30 vanilla wafers (reserve a few for decorating the sides or top)

6 bananas, sliced

1 tub (16 ounces) COOL WHIP Whipped Topping, thawed and divided in half


DIRECTIONS: In a mixing bowl, beat pudding mix, sugar, vanilla and milk with a whisk for about two minutes. Let it rest to thicken about five minutes. Add 1/2 the tub of Cool Whip. Stir just until combined well. Layer bottom and sides of a 2-qt. glass casserole dish with vanilla wafers. Top with 3 sliced bananas. Layer on 1/2 of the pudding mixture then the remaining vanilla wafers. Top with the remaining banana slices, then the remaining pudding. Top it all with the remaining cool whip. Chill and serve! Note: You can garnish with additional vanilla wafers and more banana slices. 
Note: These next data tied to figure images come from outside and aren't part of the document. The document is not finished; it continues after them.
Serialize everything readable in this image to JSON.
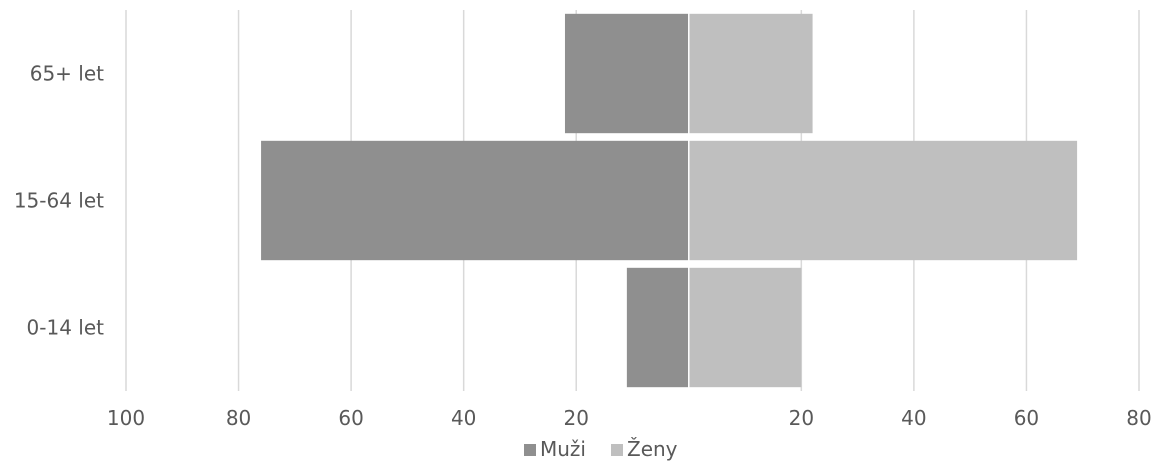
{
  "chart_data": {
    "type": "bar",
    "orientation": "horizontal",
    "layout": "population-pyramid",
    "title": "",
    "xlabel": "",
    "ylabel": "",
    "categories": [
      "65+ let",
      "15-64 let",
      "0-14 let"
    ],
    "series": [
      {
        "name": "Muži",
        "values": [
          22,
          76,
          11
        ],
        "color": "#8f8f8f",
        "side": "left"
      },
      {
        "name": "Ženy",
        "values": [
          22,
          69,
          20
        ],
        "color": "#bfbfbf",
        "side": "right"
      }
    ],
    "x_ticks": [
      {
        "value": -100,
        "label": "100"
      },
      {
        "value": -80,
        "label": "80"
      },
      {
        "value": -60,
        "label": "60"
      },
      {
        "value": -40,
        "label": "40"
      },
      {
        "value": -20,
        "label": "20"
      },
      {
        "value": 20,
        "label": "20"
      },
      {
        "value": 40,
        "label": "40"
      },
      {
        "value": 60,
        "label": "60"
      },
      {
        "value": 80,
        "label": "80"
      }
    ],
    "xlim": [
      -100,
      80
    ],
    "grid": true,
    "legend_position": "bottom"
  }
}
This recipe is from my daughter Julie’s godmother. Here is her sweet note: 

Karen, baking was a key part of my mom’s life. It was a gift that she was given, and one that she shared, baking for her family, friends, and community over the years. Each time Mom visited us, she would come with her big recipe box and update me on any new favorite recipes she had along with the tried and true “must-make recipes.” This is a favorite of ours. 

Evelyn Comminos Moore’s Karethopita (Walnut Cake)


6 eggs

1 cup sugar

1 1⁄2 cups flour

2 heaping teaspoons baking powder

1/2 teaspoon salt

1/2 teaspoon cinnamon

1/2 teaspoon cloves

3/4 cup finely chopped walnuts


DIRECTIONS: In a medium bowl, combine flour, baking powder, salt and spices. In a large bowl, beat egg whites ‘til stiff, add sugar gradually, and then add egg yolks. Fold in dry ingredients and nuts, then mix well. Bake in 9”x13” pan for about 35 minutes at 350 until done (center is dry). 
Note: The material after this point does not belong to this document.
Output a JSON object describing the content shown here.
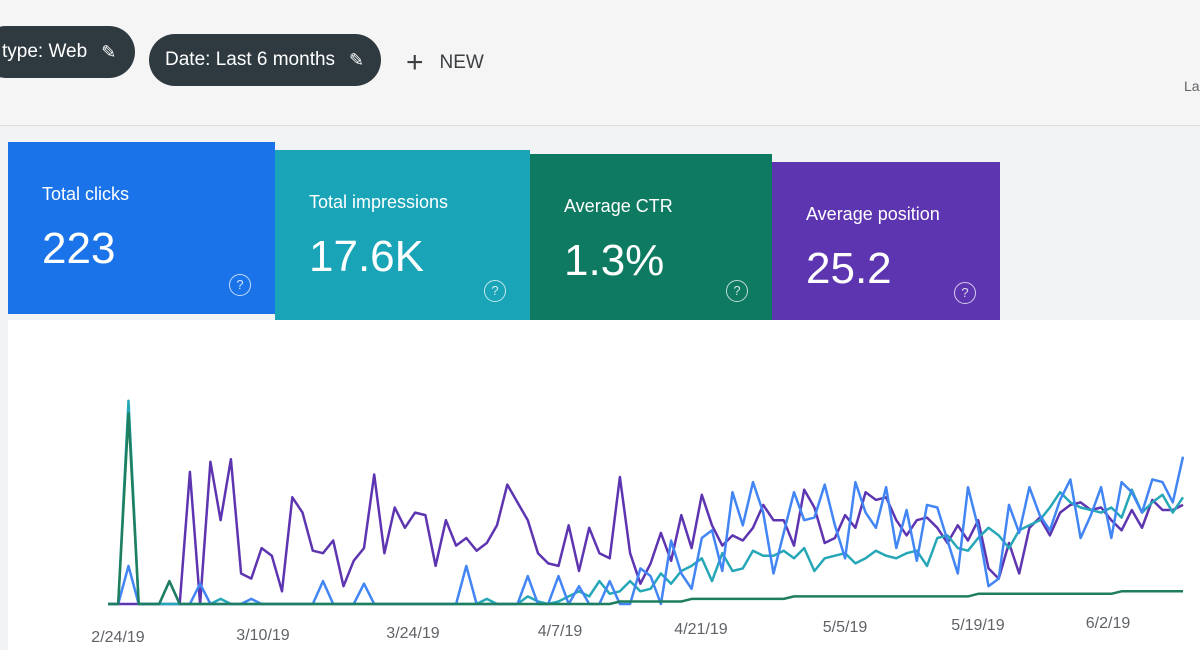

While hot, pour warm syrup over and cover with tin foil to keep moist.



4 cups sugar

2 cups water

1/2 cup honey

Juice of 1/2 lemon (I throw lemon right in pan after squeezing)

SYRUP DIRECTIONS: In large saucepan bring all ingredients to a boil until slightly thick, it threads and/or feels tacky on a wooden spoon. (Mom’s hints: Mom would cut in big diamond-shaped pieces, and if it were a special occasion she would top it with a maraschino cherry.